Our resurgence of deeply felt patriotism, with official assurances
that Americans are all-in-this-together, raises the same question.
At a deeper level, the patriotic sense of unity collides with familiar
assumptions advanced by the architects and cheerleaders of corporate
globalization. The nation-state has been eclipsed, they explain,
and no longer has the power to determine its own destiny. The national
interest, they assert, now lies in making the world safe for globalizing
commerce and capital.
In these threatening times, such claims sound suddenly unpersuasive.
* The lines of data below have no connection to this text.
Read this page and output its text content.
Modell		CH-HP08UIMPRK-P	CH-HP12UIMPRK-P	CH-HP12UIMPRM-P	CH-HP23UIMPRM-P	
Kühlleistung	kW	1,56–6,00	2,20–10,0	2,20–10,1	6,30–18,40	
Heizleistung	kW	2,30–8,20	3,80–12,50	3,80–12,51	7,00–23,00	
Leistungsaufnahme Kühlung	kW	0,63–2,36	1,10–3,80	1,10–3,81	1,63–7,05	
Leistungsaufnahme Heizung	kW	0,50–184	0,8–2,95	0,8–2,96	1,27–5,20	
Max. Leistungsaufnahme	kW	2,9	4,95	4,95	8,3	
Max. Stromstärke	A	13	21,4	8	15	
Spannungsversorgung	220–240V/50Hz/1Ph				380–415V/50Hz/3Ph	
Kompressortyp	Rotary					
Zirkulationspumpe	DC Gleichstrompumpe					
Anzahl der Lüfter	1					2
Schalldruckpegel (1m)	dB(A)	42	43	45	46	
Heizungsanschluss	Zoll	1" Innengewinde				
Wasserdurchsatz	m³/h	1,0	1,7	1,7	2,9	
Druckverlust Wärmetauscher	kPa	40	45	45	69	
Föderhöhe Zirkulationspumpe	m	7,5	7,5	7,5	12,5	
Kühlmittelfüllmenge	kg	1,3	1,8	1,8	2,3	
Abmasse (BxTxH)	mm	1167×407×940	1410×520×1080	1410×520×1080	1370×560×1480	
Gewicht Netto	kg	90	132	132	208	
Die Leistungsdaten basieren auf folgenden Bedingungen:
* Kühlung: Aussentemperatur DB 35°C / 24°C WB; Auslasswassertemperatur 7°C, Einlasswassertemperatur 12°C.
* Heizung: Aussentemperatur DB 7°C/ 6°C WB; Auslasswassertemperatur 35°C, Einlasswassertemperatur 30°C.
Frightened citizens turn naturally to their government for security--the
original purpose of the nation-state--and business enterprises do
the same. The global corporation, however, intends to have it both
ways: American first when that serves its interest, but otherwise
aloof from mere nationality. Since these companies are busy waving
the flag at the moment, one needs to recall how they described themselves
during the past decade, as they dispersed production worldwide and
planted their logos in many distant lands. "The United States
does not have an automatic call on our resources," a Colgate-Palmolive
executive once explained. "There is no mindset that puts this
country first."
The much-admired CEO of General Electric, Jack Welch, portrayed
GE as a "borderless company," and he brutally enforced
the logic. When GE wanted additional cost savings on turbines, jet
engines and appliances, it told its US suppliers to pick up and
leave, or else--that is, move the jobs to Mexico or other locales
where the labor is much cheaper, or GE would find different suppliers.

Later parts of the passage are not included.